Inter-American Convention to Prevent and Punish Torture, Article 2

When psychiatric interventions are used against the will of any person to interfere with the person’s capacity to produce certain kinds of thoughts, destroy the person’s existing psychological makeup, or prevent the person from carrying out actions, this fits within the definition of torture in the Inter-American Convention. This concept is closely related to the freedom of thought enshrined in ICCPR article 18, which is not subject to any limitations or derogations.

ICCPR article 18, paragraph 2 reads:

No one shall be subject to coercion which would impair his freedom to have or to adopt a religion or belief of his choice.

Psychiatric interventions that invade the brain and interfere with its capacity to produce thoughts violate article 18. No procedures or legal standards are contemplated by the ICCPR to allow limitation of this freedom or the corresponding state obligation to refrain from any coercive interventions.

The definition of torture in the UN Convention Against Torture reads,

For the purposes of this Convention, the term "torture" means any act by which severe pain or suffering, whether physical or mental, is intentionally inflicted on a person for such purposes as obtaining from him or a third person information or a confession, punishing him for an act he or a third person has committed or is suspected of having committed, or intimidating or coercing him or a third person, or for any reason based on discrimination of any kind, when such pain or suffering is inflicted by or at the instigation of or with the consent or acquiescence of a public official or other person acting in an official capacity. It does not include pain or suffering arising only from, inherent in or incidental to lawful sanctions.

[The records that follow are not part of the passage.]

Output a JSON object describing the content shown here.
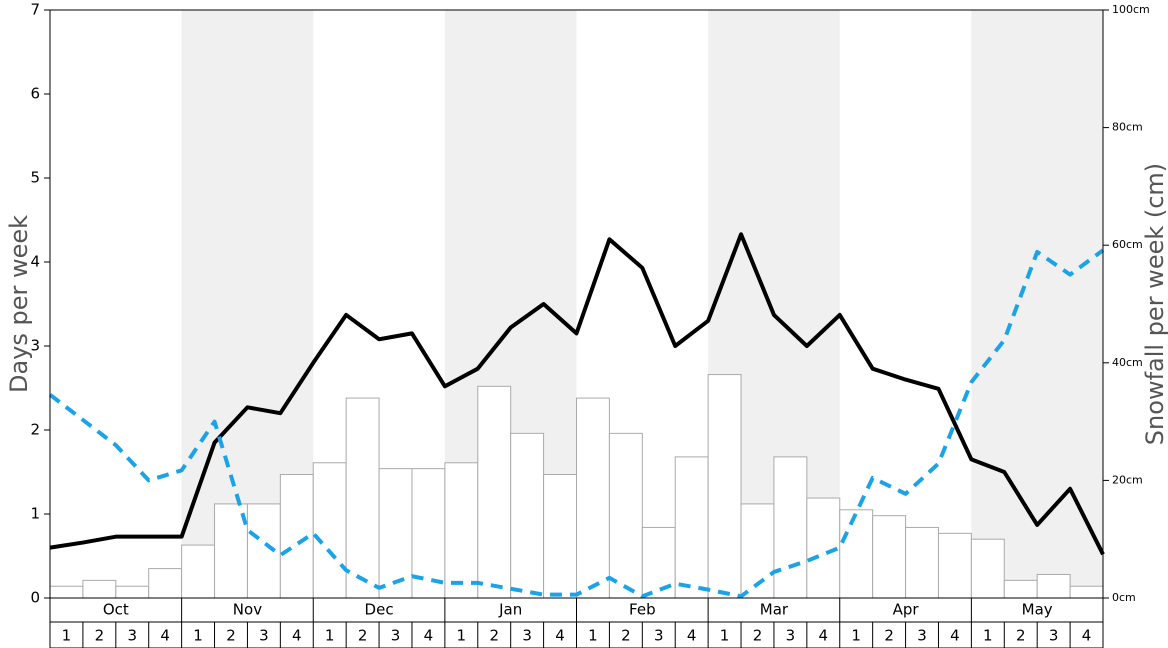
{
  "chart_data": {
    "type": "bar",
    "y_label": "Days per week",
    "y2_label": "Snowfall per week (cm)",
    "months": [
      "Oct",
      "Nov",
      "Dec",
      "Jan",
      "Feb",
      "Mar",
      "Apr",
      "May"
    ],
    "categories": [
      "1",
      "2",
      "3",
      "4",
      "1",
      "2",
      "3",
      "4",
      "1",
      "2",
      "3",
      "4",
      "1",
      "2",
      "3",
      "4",
      "1",
      "2",
      "3",
      "4",
      "1",
      "2",
      "3",
      "4",
      "1",
      "2",
      "3",
      "4",
      "1",
      "2",
      "3",
      "4"
    ],
    "ylim": [
      0,
      7
    ],
    "yticks": [
      0,
      1,
      2,
      3,
      4,
      5,
      6,
      7
    ],
    "y2lim": [
      0,
      100
    ],
    "y2ticks": [
      {
        "value": 0,
        "label": "0cm"
      },
      {
        "value": 20,
        "label": "20cm"
      },
      {
        "value": 40,
        "label": "40cm"
      },
      {
        "value": 60,
        "label": "60cm"
      },
      {
        "value": 80,
        "label": "80cm"
      },
      {
        "value": 100,
        "label": "100cm"
      }
    ],
    "bar_series": {
      "axis": "y2",
      "color": "#ffffff",
      "values": [
        2,
        3,
        2,
        5,
        9,
        16,
        16,
        21,
        23,
        34,
        22,
        22,
        23,
        36,
        28,
        21,
        34,
        28,
        12,
        24,
        38,
        16,
        24,
        17,
        15,
        14,
        12,
        11,
        10,
        3,
        4,
        2
      ]
    },
    "line_series": [
      {
        "color": "#000000",
        "dashed": false,
        "values": [
          0.6,
          0.66,
          0.73,
          0.73,
          0.73,
          1.85,
          2.27,
          2.2,
          2.8,
          3.37,
          3.08,
          3.15,
          2.52,
          2.73,
          3.22,
          3.5,
          3.15,
          4.27,
          3.93,
          3.0,
          3.3,
          4.33,
          3.37,
          3.0,
          3.37,
          2.73,
          2.6,
          2.49,
          1.65,
          1.5,
          0.87,
          1.3,
          0.52
        ]
      },
      {
        "color": "#1aa3e8",
        "dashed": true,
        "values": [
          2.42,
          2.12,
          1.82,
          1.4,
          1.52,
          2.1,
          0.81,
          0.51,
          0.77,
          0.33,
          0.12,
          0.26,
          0.18,
          0.18,
          0.11,
          0.04,
          0.04,
          0.24,
          0.02,
          0.17,
          0.1,
          0.02,
          0.31,
          0.44,
          0.6,
          1.43,
          1.24,
          1.6,
          2.57,
          3.07,
          4.12,
          3.85,
          4.14
        ]
      }
    ]
  }
}
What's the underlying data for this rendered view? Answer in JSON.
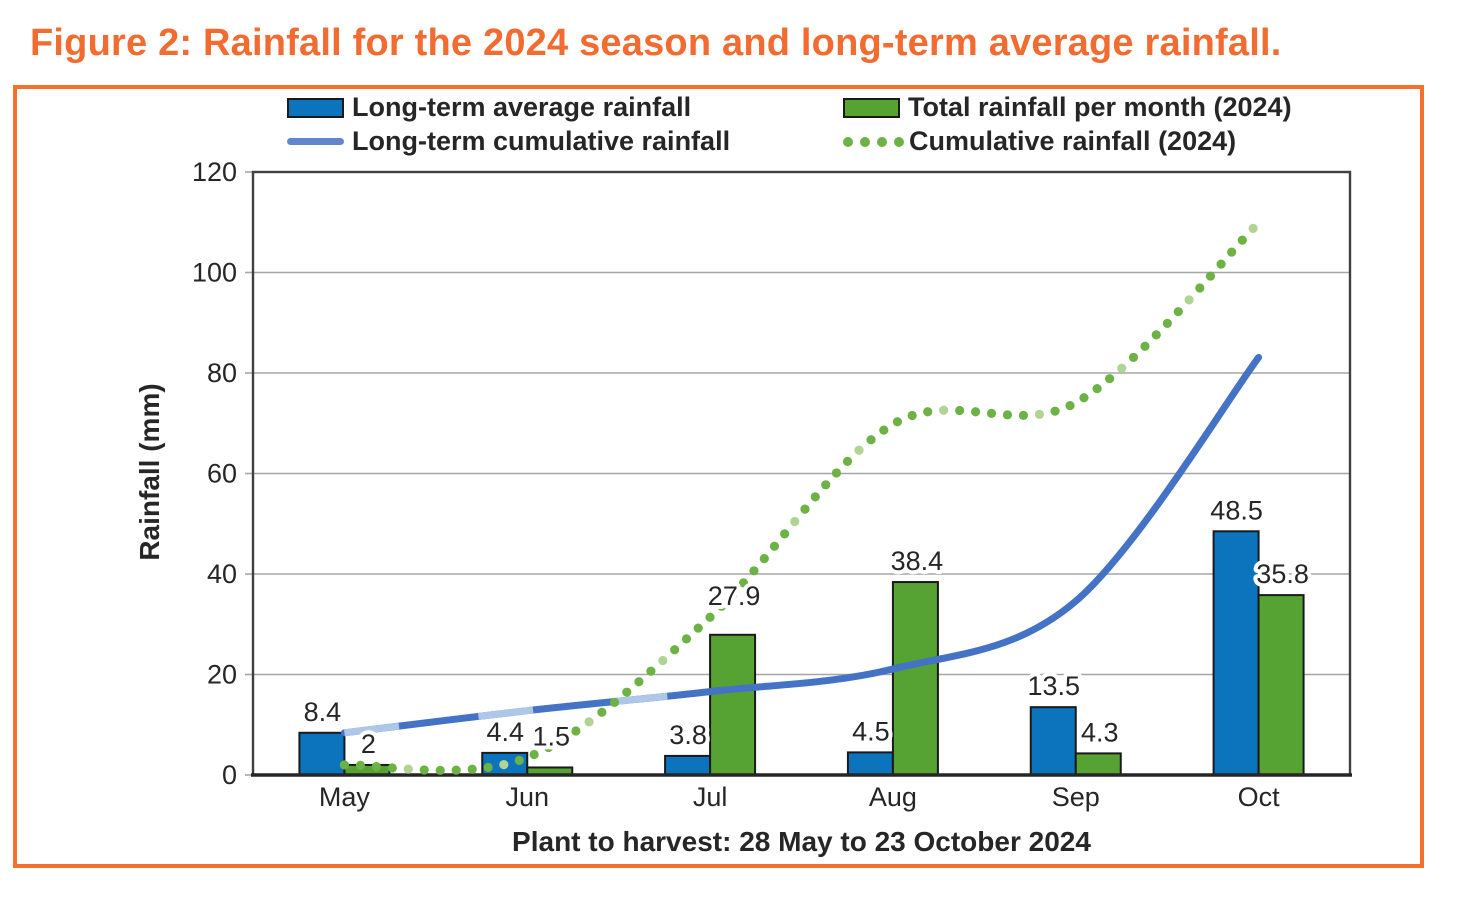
{
  "title": "Figure 2: Rainfall for the 2024 season and long-term average rainfall.",
  "legend": {
    "bar_longterm": "Long-term average rainfall",
    "bar_2024": "Total rainfall per month (2024)",
    "line_longterm": "Long-term cumulative rainfall",
    "line_2024": "Cumulative rainfall (2024)"
  },
  "colors": {
    "title_orange": "#F26C31",
    "frame_orange": "#F4702B",
    "bar_blue": "#0C73BD",
    "bar_green": "#56A233",
    "bar_border": "#1a1a1a",
    "line_blue": "#4472C4",
    "line_blue_light": "#AEC6E8",
    "legend_line_blue": "#6286CE",
    "dot_green": "#6CB245",
    "dot_green_light": "#AFD494",
    "grid": "#A6A6A6",
    "plot_border": "#404040",
    "axis_dark": "#262626",
    "text": "#262626"
  },
  "chart_data": {
    "type": "bar+line combo",
    "categories": [
      "May",
      "Jun",
      "Jul",
      "Aug",
      "Sep",
      "Oct"
    ],
    "series": [
      {
        "name": "Long-term average rainfall",
        "type": "bar",
        "values": [
          8.4,
          4.4,
          3.8,
          4.5,
          13.5,
          48.5
        ],
        "labels": [
          "8.4",
          "4.4",
          "3.8",
          "4.5",
          "13.5",
          "48.5"
        ]
      },
      {
        "name": "Total rainfall per month (2024)",
        "type": "bar",
        "values": [
          2,
          1.5,
          27.9,
          38.4,
          4.3,
          35.8
        ],
        "labels": [
          "2",
          "1.5",
          "27.9",
          "38.4",
          "4.3",
          "35.8"
        ]
      },
      {
        "name": "Long-term cumulative rainfall",
        "type": "line-smooth",
        "values": [
          8.4,
          12.8,
          16.6,
          21.1,
          34.6,
          83.1
        ]
      },
      {
        "name": "Cumulative rainfall (2024)",
        "type": "line-dotted-smooth",
        "values": [
          2,
          3.5,
          31.4,
          69.8,
          74.1,
          109.9
        ]
      }
    ],
    "ylabel": "Rainfall (mm)",
    "xlabel": "Plant to harvest: 28 May to 23 October 2024",
    "ylim": [
      0,
      120
    ],
    "yticks": [
      0,
      20,
      40,
      60,
      80,
      100,
      120
    ],
    "grid": "horizontal",
    "legend_position": "top"
  }
}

Convention Against Torture, Article 1(1)

Psychiatric interventions such as psychosurgery, electroshock and drugging with neuroleptics (often considered a “chemical straitjacket”) are often done for coercive purposes to induce the individual to change his or her behavior. Under such circumstances, it is appropriate to speak of the intentional infliction of severe mental and physical pain and suffering for a coercive purpose. This happens, for example, when a psychiatrist orders the forcible administration of one neuroleptic drug which makes a person vomit and feel extremely unwell mentally and physically, for the purpose of inducing her to accept another neuroleptic drug that she has refused. Another example of medical technology being used as torture is the use of implants under the skin to deliver psychiatric drugs against the person’s will, and beyond the person’s capacity to resist. Such technology is currently under development in research trials.

Another factor to be noted in the definition of torture is the element of discrimination. All forced psychiatric interventions are based on the notion that people with psychosocial disabilities should be extremely distressed to be who they are, and that failure to accept disabling interventions shows poor judgment. This violates the principle of respect for human diversity and for impairment as an ordinary part of the human condition, as well as the principles of autonomy and equality.

Forced psychiatric interventions, even of the most ordinary kind, cause severe mental and physical pain and suffering. A quick survey in the United States drew several personal stories of the devastating short- and long-term effects of such interventions. We should not be in the business of creating additional or secondary disability such as post traumatic stress, tardive dyskinesia (a brain disorder causing painful movements that can also be life-threatening, which is caused by neuroleptic drugs), or obliteration of memory, learned skills and creativity (which can be caused by electroshock). Medical interventions must follow the principles outlined in the supported decision-making model discussed under article 9. No human being is without the inherent human capacity to make choices and any interventions to support or assist the person must approach the person with solidarity, as a human being whose choices must be respected, and not as an object to be made over to the specifications of medically-prescribed normality.